Navigate to the Connections page with Admin -> Connections.
![image](create_deeplynx_conn_with_airflow_ui.png)

Most functionality can be understood by looking at the provided [Example Dags](deeplynx_provider/example_dags). Class level documentation is also provided.

### Example DAGs
Example DAGs are provided in [`deeplynx_provider/example_dags`](deeplynx_provider/example_dags). Copy the full directory into your airflow [`DAG_FOLDER`](https://airflow.apache.org/docs/apache-airflow/stable/core-concepts/dags.html#loading-dags) to have them loaded into your airflow environment.

#### [deeplynx_provider_test](deeplynx_provider/example_dags/deeplynx_provider_test.py)
A functional test DAG for the `airflow-provider-deeplynx` package. Users should create a DeepLynx connection in Airflow with `URL`, `API Key`,
and `API Secret`. To run the DAG, supply the DeepLynx `connection_id`, optionally create a new `container_name`, and keep `data_source_name` as `TC-201`.
This DAG will:
- check if the supplied `container_name` exists and retrieve the `container_id` if so; if that container name does not exist, it will create a new container with the supplied name.
- import container ontology and typemappings from [Container_Export.json](deeplynx_provider/example_dags/data/Container_Export.json)
- set the data source active (named `TC-201`)
- import timeseries data
- query timeseries data using two different methods
- upload the timeseries data result

#### [deeplynx_config_upload_download](deeplynx_provider/example_dags/deeplynx_config_upload_download.py)
This DAG shows how you can use the `DeepLynxConfigurationOperator` to create a custom configuration for DeepLynx communication. It requires that you already have a DeepLynx container and data source created, and that you input your `connection_id`, `container_id`, and `data_source_id`.

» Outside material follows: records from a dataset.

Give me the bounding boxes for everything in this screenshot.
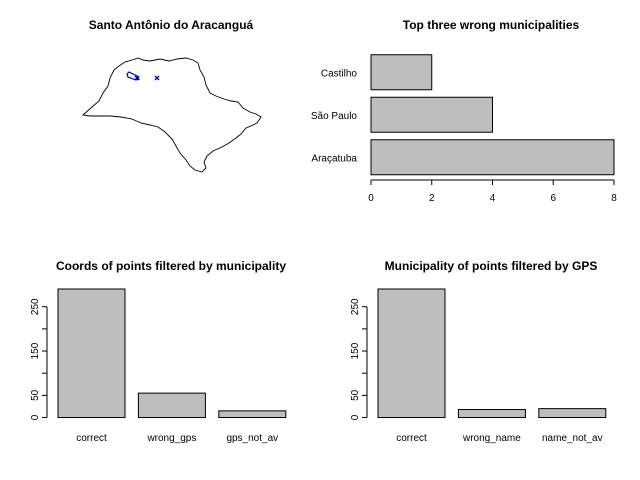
bar bbox=[370, 96, 493, 133]
category-label: São Paulo bbox=[311, 111, 358, 122]
tick-label: 150 bbox=[30, 342, 41, 359]
category-label: correct bbox=[396, 433, 427, 444]
tick-label: 8 bbox=[611, 193, 617, 204]
map-title: Santo Antônio do Aracanguá bbox=[89, 18, 254, 32]
bars bbox=[57, 288, 287, 419]
bar bbox=[538, 408, 607, 419]
category-label: wrong_name bbox=[462, 433, 521, 444]
x-axis: 0 2 4 6 8 bbox=[368, 179, 617, 204]
x-marker bbox=[154, 75, 160, 81]
municipality-polygon-marker bbox=[126, 71, 140, 81]
bar bbox=[370, 139, 615, 176]
wrong-municipalities-panel: Top three wrong municipalities Araçatuba… bbox=[311, 18, 617, 204]
bar bbox=[57, 288, 126, 418]
category-label: Araçatuba bbox=[311, 153, 357, 164]
tick-label: 0 bbox=[368, 193, 374, 204]
bar bbox=[137, 392, 206, 418]
bar bbox=[218, 410, 287, 419]
category-label: wrong_gps bbox=[146, 433, 196, 444]
category-label: name_not_av bbox=[542, 433, 603, 444]
municipality-filtered-panel: Municipality of points filtered by GPS c… bbox=[350, 259, 607, 444]
bars bbox=[370, 54, 615, 176]
category-label: Castilho bbox=[321, 68, 358, 79]
category-labels: Araçatuba São Paulo Castilho bbox=[311, 68, 358, 164]
tick-label: 0 bbox=[30, 414, 41, 420]
bar bbox=[457, 409, 526, 419]
tick-label: 6 bbox=[550, 193, 556, 204]
bar bbox=[377, 288, 446, 418]
tick-label: 2 bbox=[429, 193, 435, 204]
tick-label: 250 bbox=[30, 298, 41, 315]
bars bbox=[377, 288, 607, 419]
panel-title: Coords of points filtered by municipalit… bbox=[56, 259, 286, 273]
tick-label: 50 bbox=[30, 389, 41, 401]
state-outline bbox=[81, 57, 262, 173]
coords-filtered-panel: Coords of points filtered by municipalit… bbox=[30, 259, 286, 444]
tick-label: 0 bbox=[350, 414, 361, 420]
y-axis: 0 50 150 250 bbox=[30, 298, 48, 420]
tick-label: 150 bbox=[350, 342, 361, 359]
tick-label: 4 bbox=[490, 193, 496, 204]
panel-title: Top three wrong municipalities bbox=[403, 18, 580, 32]
category-labels: correct wrong_gps gps_not_av bbox=[76, 433, 278, 444]
category-labels: correct wrong_name name_not_av bbox=[396, 433, 602, 444]
bar bbox=[370, 54, 433, 91]
x-marker bbox=[134, 75, 140, 81]
y-axis: 0 50 150 250 bbox=[350, 298, 368, 420]
tick-label: 50 bbox=[350, 389, 361, 401]
category-label: gps_not_av bbox=[226, 433, 278, 444]
panel-title: Municipality of points filtered by GPS bbox=[385, 259, 598, 273]
tick-label: 250 bbox=[350, 298, 361, 315]
map-panel: Santo Antônio do Aracanguá bbox=[81, 18, 262, 173]
category-label: correct bbox=[76, 433, 107, 444]
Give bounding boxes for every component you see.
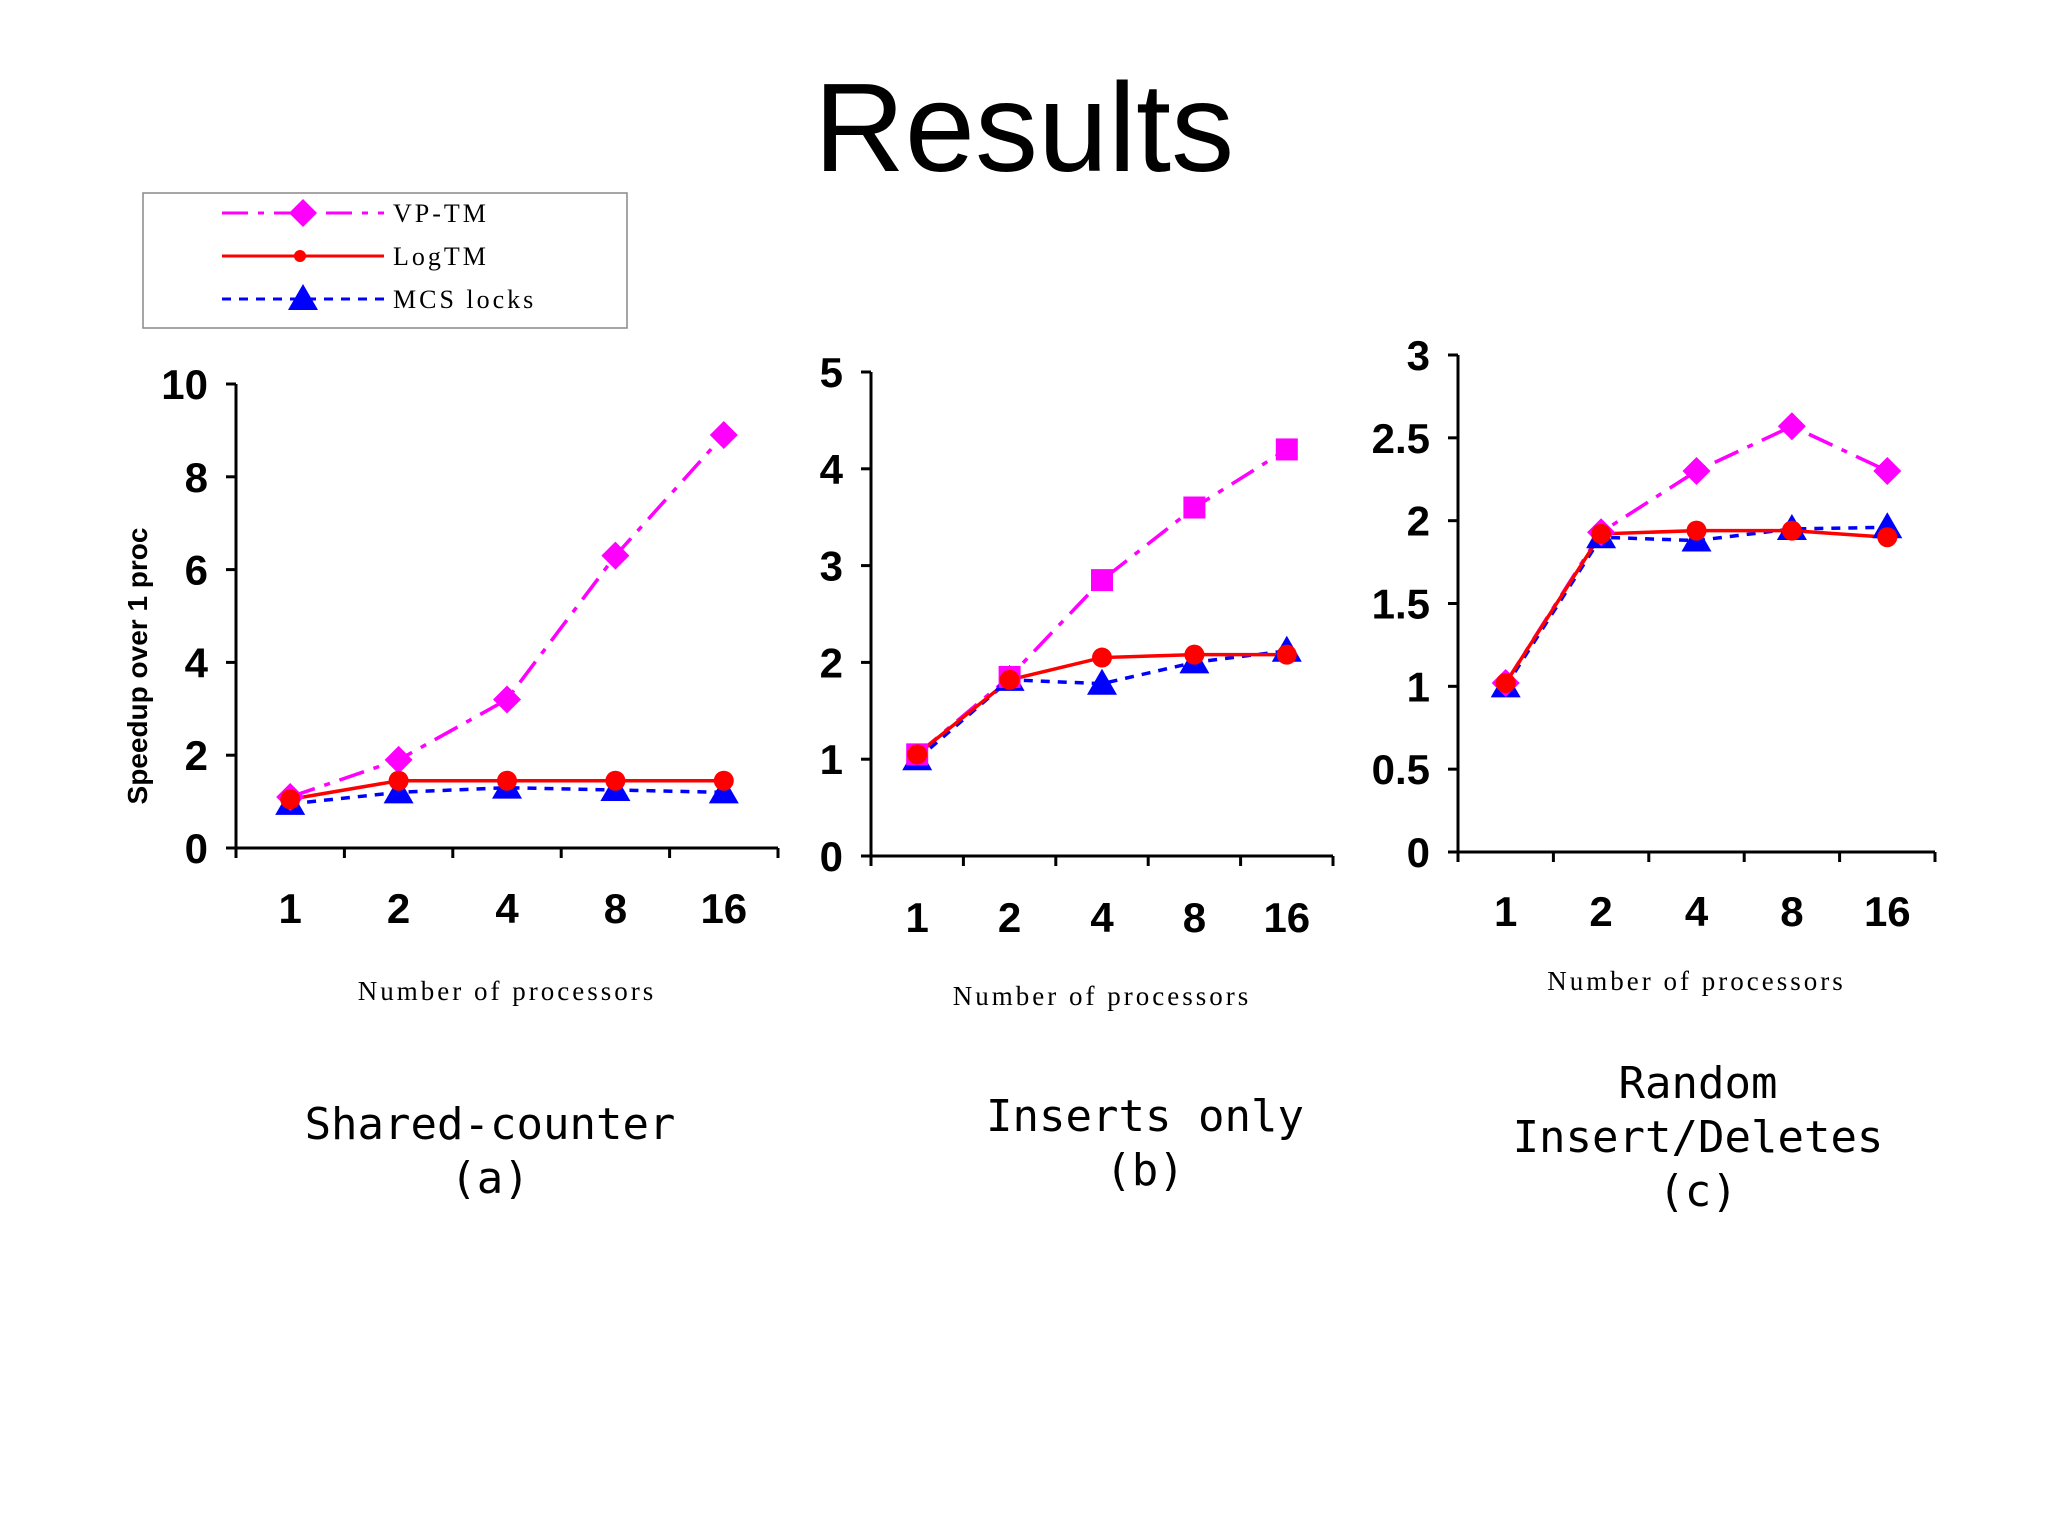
caption-line: (b) — [1105, 1145, 1185, 1196]
series-mcs-locks — [916, 649, 1288, 761]
y-tick-label: 1.5 — [1372, 581, 1430, 628]
y-tick-label: 2.5 — [1372, 415, 1430, 462]
point-vp-tm — [1275, 438, 1298, 461]
point-vp-tm — [1091, 569, 1113, 592]
point-vp-tm — [384, 745, 413, 774]
y-tick-label: 0.5 — [1372, 746, 1430, 793]
series-line-logtm — [1504, 528, 1888, 684]
x-tick-label: 8 — [1183, 894, 1206, 941]
point-vp-tm — [1873, 456, 1902, 485]
series-mcs-locks — [290, 785, 724, 806]
chart-inserts-only: 0 1 2 3 4 5 1 2 4 8 16 Number of processors — [820, 349, 1335, 1011]
x-tick-label: 8 — [604, 885, 627, 932]
y-tick-label: 4 — [820, 446, 844, 493]
x-tick-label: 16 — [1263, 894, 1310, 941]
y-tick-label: 2 — [1407, 498, 1430, 545]
y-tick-label: 6 — [185, 547, 208, 594]
series-line-vp-tm — [289, 433, 726, 799]
legend: VP-TM LogTM MCS locks — [142, 192, 628, 329]
point-logtm — [280, 789, 301, 810]
y-tick-label: 2 — [185, 732, 208, 779]
legend-marker-vp-tm — [289, 199, 317, 227]
x-tick-label: 16 — [700, 885, 747, 932]
series-line-mcs-locks — [290, 785, 724, 806]
legend-box — [142, 192, 628, 329]
y-tick-label: 0 — [185, 825, 208, 872]
slide-title: Results — [813, 57, 1235, 198]
point-logtm — [1276, 644, 1297, 665]
point-vp-tm — [1682, 456, 1711, 485]
legend-marker-logtm — [294, 250, 306, 262]
y-tick-label: 2 — [820, 639, 843, 686]
x-tick-label: 4 — [1090, 894, 1114, 941]
y-tick-label: 3 — [820, 543, 843, 590]
y-tick-label: 1 — [1407, 663, 1430, 710]
y-tick-label: 5 — [820, 349, 843, 396]
point-logtm — [1591, 523, 1612, 544]
x-tick-label: 2 — [998, 894, 1021, 941]
series-logtm — [1504, 528, 1888, 684]
series-line-mcs-locks — [916, 649, 1288, 761]
y-tick-label: 1 — [820, 736, 843, 783]
x-tick-label: 1 — [279, 885, 302, 932]
series-vp-tm — [289, 433, 726, 799]
caption-line: Random — [1618, 1058, 1778, 1109]
y-tick-label: 10 — [161, 361, 208, 408]
point-mcs-locks — [1087, 668, 1117, 695]
y-tick-label: 4 — [185, 639, 209, 686]
point-logtm — [497, 770, 517, 791]
chart-random-insert-deletes: 0 0.5 1 1.5 2 2.5 3 1 2 4 8 16 Number of processors — [1372, 332, 1937, 996]
y-tick-label: 0 — [1407, 829, 1430, 876]
point-logtm — [1686, 520, 1707, 541]
caption-line: (c) — [1658, 1166, 1738, 1217]
y-axis-label: Speedup over 1 proc — [122, 528, 153, 805]
point-logtm — [999, 669, 1020, 690]
caption-line: Inserts only — [986, 1091, 1304, 1142]
y-tick-label: 8 — [185, 454, 208, 501]
caption-shared-counter: Shared-counter (a) — [190, 1098, 790, 1206]
y-tick-label: 0 — [820, 833, 843, 880]
point-logtm — [388, 770, 409, 791]
caption-inserts-only: Inserts only (b) — [845, 1090, 1445, 1198]
x-axis-label: Number of processors — [953, 981, 1251, 1011]
point-logtm — [1495, 673, 1516, 694]
point-logtm — [713, 770, 734, 791]
x-axis-label: Number of processors — [358, 976, 656, 1006]
point-vp-tm — [1183, 496, 1206, 519]
x-tick-label: 1 — [1494, 888, 1517, 935]
point-logtm — [605, 770, 626, 791]
caption-random-insert-deletes: Random Insert/Deletes (c) — [1398, 1057, 1998, 1219]
caption-line: (a) — [450, 1153, 530, 1204]
point-logtm — [1877, 527, 1898, 548]
point-logtm — [907, 744, 928, 765]
caption-line: Insert/Deletes — [1512, 1112, 1884, 1163]
x-tick-label: 16 — [1864, 888, 1911, 935]
caption-line: Shared-counter — [304, 1099, 676, 1150]
x-tick-label: 8 — [1780, 888, 1803, 935]
legend-label-vp-tm: VP-TM — [393, 199, 489, 228]
point-vp-tm — [709, 421, 738, 450]
point-logtm — [1184, 644, 1205, 665]
x-tick-label: 1 — [906, 894, 929, 941]
x-tick-label: 4 — [1685, 888, 1709, 935]
point-vp-tm — [493, 685, 521, 714]
legend-marker-mcs-locks — [288, 284, 318, 310]
x-axis-label: Number of processors — [1547, 966, 1845, 996]
x-tick-label: 4 — [495, 885, 519, 932]
point-logtm — [1781, 520, 1802, 541]
legend-label-mcs-locks: MCS locks — [393, 285, 536, 314]
x-tick-label: 2 — [387, 885, 410, 932]
point-vp-tm — [601, 541, 630, 570]
point-logtm — [1092, 647, 1112, 668]
legend-label-logtm: LogTM — [393, 242, 489, 271]
x-tick-label: 2 — [1589, 888, 1612, 935]
y-tick-label: 3 — [1407, 332, 1430, 379]
point-vp-tm — [1777, 412, 1806, 441]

#### [data_query](deeplynx_provider/example_dags/data_query.py)
This DAG shows all the package supported ways that you can query for metatypes, relationships, and how to perform a graph query. This example requires users to create a graph in DeepLynx, and then to edit the DAG file itself so that the query bodies, parameters, and properties match your given graph data.

#### [get_token_with_key_secret](deeplynx_provider/example_dags/get_token_with_key_secret.py)
This DAG shows how you can get a DeepLynx token using `GetOauthTokenOperator` by directly specifying `host`, `api_key`, and `api_secret` (instead of using `conn_id`)

### Class Documentation
Class documentation is available [here](docs/deeplynx_provider). It was generated using [pdoc](https://github.com/pdoc3/pdoc) and the command `pdoc --output-dir=docs deeplynx_provider` ran from the root of this project.

### DeepLynx Config
Communication with DeepLynx using this package can be configured with various options like SSL certificate and local file writing locations. Most of the time, the default DeepLynx config will work just fine, but to learn more continue reading.

The operators in this provider package use the [Deep Lynx Python SDK](https://github.com/idaholab/Deep-Lynx-Python-Package) to communicate with DeepLynx. The [DeepLynxConfigurationOperator](deeplynx_provider/operators/configuration_operator.py) can be used to set your [Configuration](https://github.com/idaholab/Deep-Lynx-Python-Package/blob/main/deep_lynx/configuration.py) exactly how you want it, and this configuration is then passed to a task instance [XCom](https://airflow.apache.org/docs/apache-airflow/stable/core-concepts/xcoms.html) so that downstream tasks derived from [DeepLynxBaseOperator](deeplynx_provider/operators/deeplynx_base_operator.py) can use this configuration.

#### DeepLynx Authentication
This package is setup to use [token](https://github.com/idaholab/Deep-Lynx/wiki/Authentication-Methods#token-token) authentication with DeepLynx, but other authentication methods are supported by setting the [DeepLynx Config](#deepLynx-config).

## Notes
### Gotchas
- If using this Airflow package in a Docker environment to talk to a Dockerized DeepLynx, you should likely set your Deeplynx host/url to `http://host.docker.internal:8090`.

### Other Documentation
- Airflow documentation on creating a custom provider [here](https://airflow.apache.org/docs/apache-airflow-providers/howto/create-custom-providers.html)
- airflow-provider-sample project [here](https://github.com/astronomer/airflow-provider-sample)

### Decision to not store token and token expiry
- (background) Airflow is designed so that all tasks in a given DAG should be able to run [independently](https://airflow.apache.org/docs/apache-airflow/stable/core-concepts/tasks.html)
- I originally wanted to integrate token generation, storage, and updating in the DeepLynx Hook, making things easier for users. This was working out nicely until I realized its also bad practice to update values in Airflow's Connections table via a DAG run. Updating an Airflow Variable in a DAG run could be viable, but since we anticipate a given DAG to potentially have many users (possibly deeplynx airflow-app service users that register a given "workflow instance") keeping track of those Variables could be an issue. ["I agree that Variables are a useful tool, but when you have k=v pairs that you only want to use for a single run, it gets complicated and messy."](https://stackoverflow.com/questions/57062998/is-it-possible-to-update-overwrite-the-airflow-dag-run-conf)
- By not storing the generated token it makes many things much simpler. As long as a user generates a token (with long enough expiration) at the beginning of their DAG, they can just pass that to subsequent tasks as needed using [XComs](https://airflow.apache.org/docs/apache-airflow/stable/core-concepts/xcoms.html).
- Basically, I want to keep it simple and this is following Airflow best practices. ["The tasks should also not store any authentication parameters such as passwords or token inside them. Where at all possible, use Connections to store data securely in Airflow backend and retrieve them using a unique connection id."](https://airflow.apache.org/docs/apache-airflow/stable/best-practices.html#communication)